Moreover, "the mere fact that there are work assignments given out on a regular basis does not amount to multiple serial contracts; see, Prince Cable, Inc. (LIRC, February 23, 2001)." Quality Communications Specialists, Inc.

The employer also argues that the employee controlled the means and method of supplying his services. It argues that oversight maintained by Direct TV and Premier Communications was solely for the purposes of satisfying its customers and was consistent with the right of oversight in most contractual arrangements. It particularly disputes the inference made by the ALJ that the right to dispute the employer's characterization of poor work and redo his own work must be present to demonstrate independence over the means and method. The test does not ask whether the putative employer controls the means and method of performing the service; it asks whether the individual whose status is at issue controls the means and method of performing the service. If they do not, it does not matter who does. The amount and types of discretion exercised by the employee are not sufficient to overcome this. In fact, the employee lost his employment specifically because he did not perform installations on the schedule prescribed by the employer. This condition is not met.

The employer argues that the employee satisfied condition seven. It maintains that any requirement that the contract be negotiated or vary over time is extra statutory. It maintains that each work order constituted a separate job as contemplated under this condition. The commission disagrees. It has already rejected the employer's arguments that each work order constitutes a separate contract. The work orders in this case were a series of work assignments and the employee was compensated on a piece work basis.

The employer argues that the employee satisfied condition nine because he bore the total expenses of his business and had recurring liability in the van purchase. However, the van payments ceased when he quit. He had no overhead which persisted beyond his relationship with the employer, which would be the case if he were a genuine business owner. The employer's insistence that such a characterization requires the independent contractor to maintain those liabilities in perpetuity is disingenuous. The employee does not satisfy this condition.
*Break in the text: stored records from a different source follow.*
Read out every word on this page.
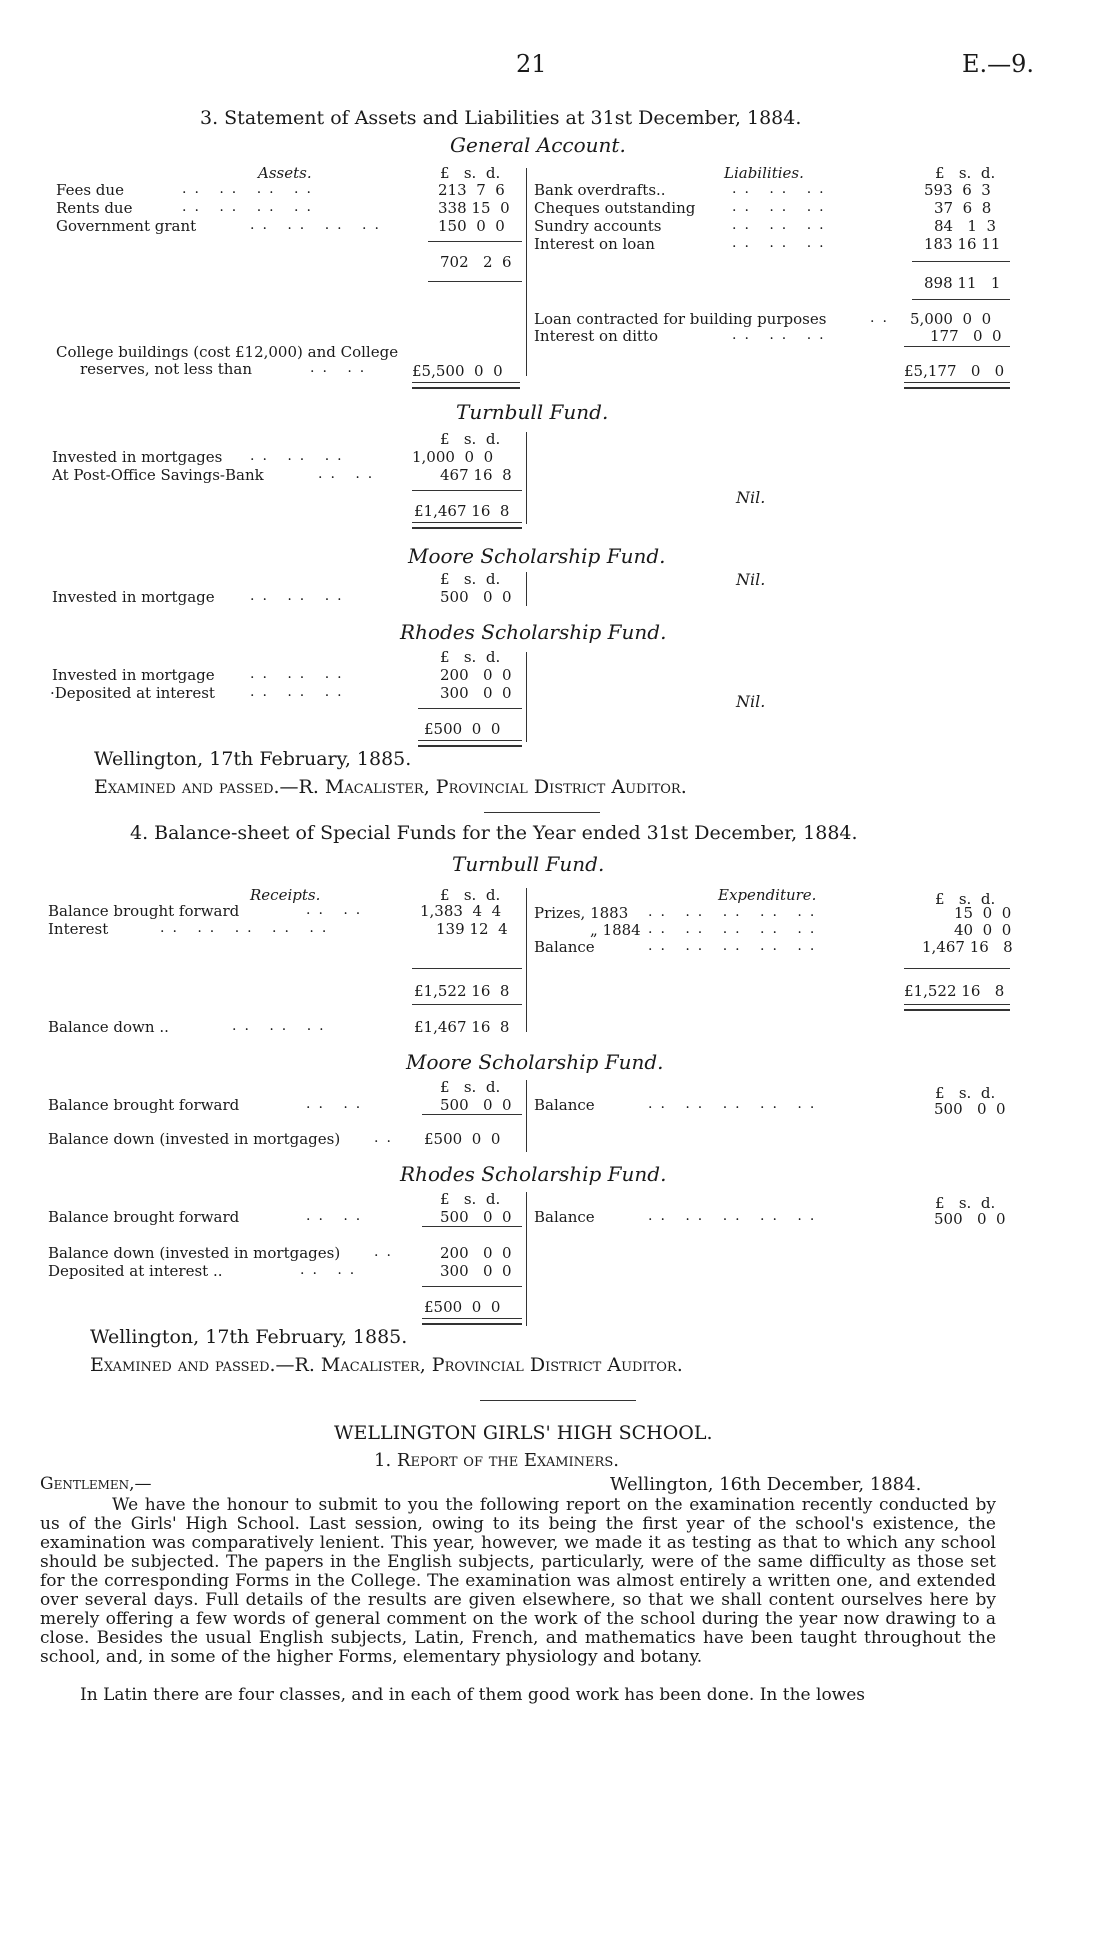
21	E.—9.
3. Statement of Assets and Liabilities at 31st December, 1884.
General Account.
Assets.	Liabilities.
£ s. d.	£ s. d.
Fees due	.. .. .. ..	213 7 6
Rents due	.. .. .. ..	338 15 0
Government grant	.. .. .. ..	150 0 0
702 2 6
Bank overdrafts..	.. .. ..	593 6 3
Cheques outstanding	.. .. ..	37 6 8
Sundry accounts	.. .. ..	84 1 3
Interest on loan	.. .. ..	183 16 11
898 11 1
Loan contracted for building purposes	.. 5,000 0 0
Interest on ditto	.. .. ..	177 0 0
College buildings (cost £12,000) and College
reserves, not less than	.. ..	£5,500 0 0	£5,177 0 0
Turnbull Fund.
£ s. d.
Invested in mortgages .. .. ..	1,000 0 0
At Post-Office Savings-Bank	.. ..	467 16 8
£1,467 16 8
Nil.
Moore Scholarship Fund.
£ s. d.
Invested in mortgage	.. .. ..	500 0 0
Nil.
Rhodes Scholarship Fund.
£ s. d.
Invested in mortgage	.. .. ..	200 0 0
·Deposited at interest	.. .. ..	300 0 0
£500 0 0
Nil.
Wellington, 17th February, 1885.
Examined and passed.—R. Macalister, Provincial District Auditor.
4. Balance-sheet of Special Funds for the Year ended 31st December, 1884.
Turnbull Fund.
Receipts.	Expenditure.
£ s. d.	£ s. d.
Balance brought forward	.. ..	1,383 4 4
Interest	.. .. .. .. ..	139 12 4
Prizes, 1883 .. .. .. .. ..	15 0 0
„ 1884 .. .. .. .. ..	40 0 0
Balance	.. .. .. .. ..	1,467 16 8
£1,522 16 8	£1,522 16 8
Balance down ..	.. .. ..	£1,467 16 8
Moore Scholarship Fund.
£ s. d.	£ s. d.
Balance brought forward	.. ..	500 0 0 Balance	.. .. .. .. ..	500 0 0
Balance down (invested in mortgages) .. £500 0 0
Rhodes Scholarship Fund.
£ s. d.	£ s. d.
Balance brought forward	.. ..	500 0 0 Balance	.. .. .. .. ..	500 0 0
Balance down (invested in mortgages) ..	200 0 0
Deposited at interest ..	.. ..	300 0 0
£500 0 0
Wellington, 17th February, 1885.
Examined and passed.—R. Macalister, Provincial District Auditor.
WELLINGTON GIRLS' HIGH SCHOOL.
1. Report of the Examiners.
Gentlemen,—	Wellington, 16th December, 1884.
We have the honour to submit to you the following report on the examination recently conducted by us of the Girls' High School. Last session, owing to its being the first year of the school's existence, the examination was comparatively lenient. This year, however, we made it as testing as that to which any school should be subjected. The papers in the English subjects, particularly, were of the same difficulty as those set for the corresponding Forms in the College. The examination was almost entirely a written one, and extended over several days. Full details of the results are given elsewhere, so that we shall content ourselves here by merely offering a few words of general comment on the work of the school during the year now drawing to a close. Besides the usual English subjects, Latin, French, and mathematics have been taught throughout the school, and, in some of the higher Forms, elementary physiology and botany.
In Latin there are four classes, and in each of them good work has been done. In the lowes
Finally, the employer argues that the employee satisfied condition 10. It argues that in a case where a business ceases, recurring expenses also end. However, what characterizes a separate business is that the overhead expenses do persist causing a genuine loss. This condition contemplates the existence of a genuine business endeavor, where a significant investment is put at risk and there is potential for real success in the growth and value of the investment or real failure in the sense of actual loss of the investment. The employee had minimal investment in tools and supplies and his most significant expense ceased when he quit. His efforts would not have resulted in a growth in the value of this investment.
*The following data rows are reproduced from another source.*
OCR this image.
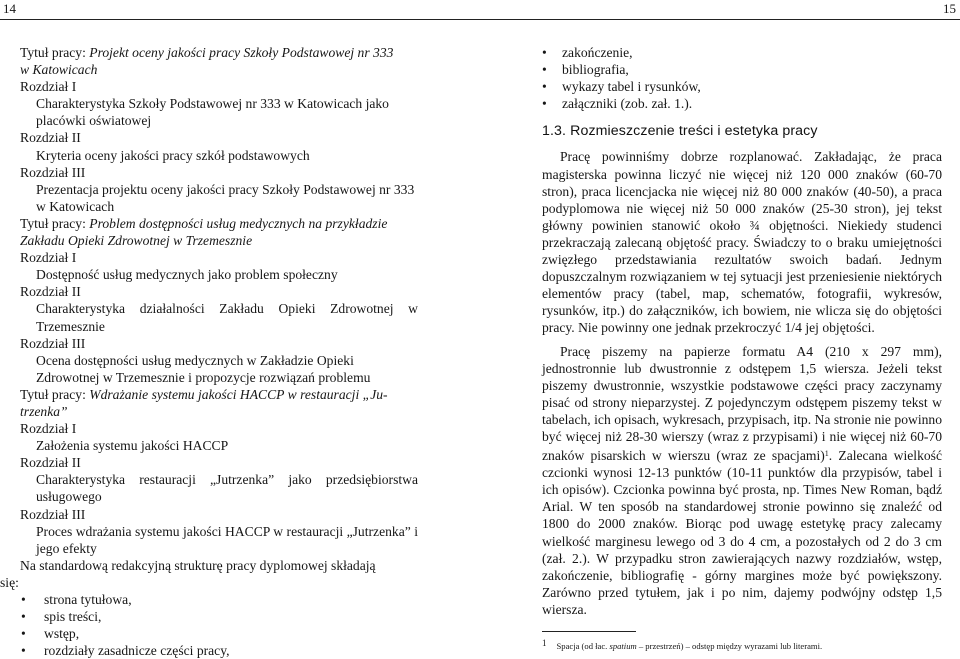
14
Tytuł pracy: Projekt oceny jakości pracy Szkoły Podstawowej nr 333
w Katowicach
Rozdział I
Charakterystyka Szkoły Podstawowej nr 333 w Katowicach jako placówki oświatowej
Rozdział II
Kryteria oceny jakości pracy szkół podstawowych
Rozdział III
Prezentacja projektu oceny jakości pracy Szkoły Podstawowej nr 333 w Katowicach
Tytuł pracy: Problem dostępności usług medycznych na przykładzie
Zakładu Opieki Zdrowotnej w Trzemesznie
Rozdział I
Dostępność usług medycznych jako problem społeczny
Rozdział II
Charakterystyka działalności Zakładu Opieki Zdrowotnej w Trzemesznie
Rozdział III
Ocena dostępności usług medycznych w Zakładzie Opieki Zdrowotnej w Trzemesznie i propozycje rozwiązań problemu
Tytuł pracy: Wdrażanie systemu jakości HACCP w restauracji „Ju-
trzenka”
Rozdział I
Założenia systemu jakości HACCP
Rozdział II
Charakterystyka restauracji „Jutrzenka” jako przedsiębiorstwa usługowego
Rozdział III
Proces wdrażania systemu jakości HACCP w restauracji „Jutrzenka” i jego efekty
Na standardową redakcyjną strukturę pracy dyplomowej składają
się:
• strona tytułowa,
• spis treści,
• wstęp,
• rozdziały zasadnicze części pracy,
15
• zakończenie,
• bibliografia,
• wykazy tabel i rysunków,
• załączniki (zob. zał. 1.).
1.3. Rozmieszczenie treści i estetyka pracy

Pracę powinniśmy dobrze rozplanować. Zakładając, że praca magisterska powinna liczyć nie więcej niż 120 000 znaków (60-70 stron), praca licencjacka nie więcej niż 80 000 znaków (40-50), a praca podyplomowa nie więcej niż 50 000 znaków (25-30 stron), jej tekst główny powinien stanowić około ¾ objętności. Niekiedy studenci przekraczają zalecaną objętość pracy. Świadczy to o braku umiejętności zwięzłego przedstawiania rezultatów swoich badań. Jednym dopuszczalnym rozwiązaniem w tej sytuacji jest przeniesienie niektórych elementów pracy (tabel, map, schematów, fotografii, wykresów, rysunków, itp.) do załączników, ich bowiem, nie wlicza się do objętości pracy. Nie powinny one jednak przekroczyć 1/4 jej objętości.

Pracę piszemy na papierze formatu A4 (210 x 297 mm), jednostronnie lub dwustronnie z odstępem 1,5 wiersza. Jeżeli tekst piszemy dwustronnie, wszystkie podstawowe części pracy zaczynamy pisać od strony nieparzystej. Z pojedynczym odstępem piszemy tekst w tabelach, ich opisach, wykresach, przypisach, itp. Na stronie nie powinno być więcej niż 28-30 wierszy (wraz z przypisami) i nie więcej niż 60-70 znaków pisarskich w wierszu (wraz ze spacjami)$^1$. Zalecana wielkość czcionki wynosi 12-13 punktów (10-11 punktów dla przypisów, tabel i ich opisów). Czcionka powinna być prosta, np. Times New Roman, bądź Arial. W ten sposób na standardowej stronie powinno się znaleźć od 1800 do 2000 znaków. Biorąc pod uwagę estetykę pracy zalecamy wielkość marginesu lewego od 3 do 4 cm, a pozostałych od 2 do 3 cm (zał. 2.). W przypadku stron zawierających nazwy rozdziałów, wstęp, zakończenie, bibliografię - górny margines może być powiększony. Zarówno przed tytułem, jak i po nim, dajemy podwójny odstęp 1,5 wiersza.

1 Spacja (od łac. spatium – przestrzeń) – odstęp między wyrazami lub literami.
The employee was not an independent contractor. He performed his services as an employee. The commission has considerable experience in interpreting this statute and the outcome in this case is consistent with the outcome in factually similar cases involving cable and satellite dish installers.

 

NOTE: The commission notes that the decision in this case simply means that the wages this claimant earned during his base period while performing work for the employer will be considered when calculating his maximum benefit amount and weekly benefit rate. Wis. Stat. § 108.101 provides that no finding of fact or law, determination of decision made with respect to rights or liabilities under Wis. Stat. § 108.09 is binding in an action or proceeding under Wis. Stat. § 108.10, and is not admissible or binding in any other administrative or judicial proceeding not arising under chapter 108, unless the department is a party or has an interest in the action or proceeding.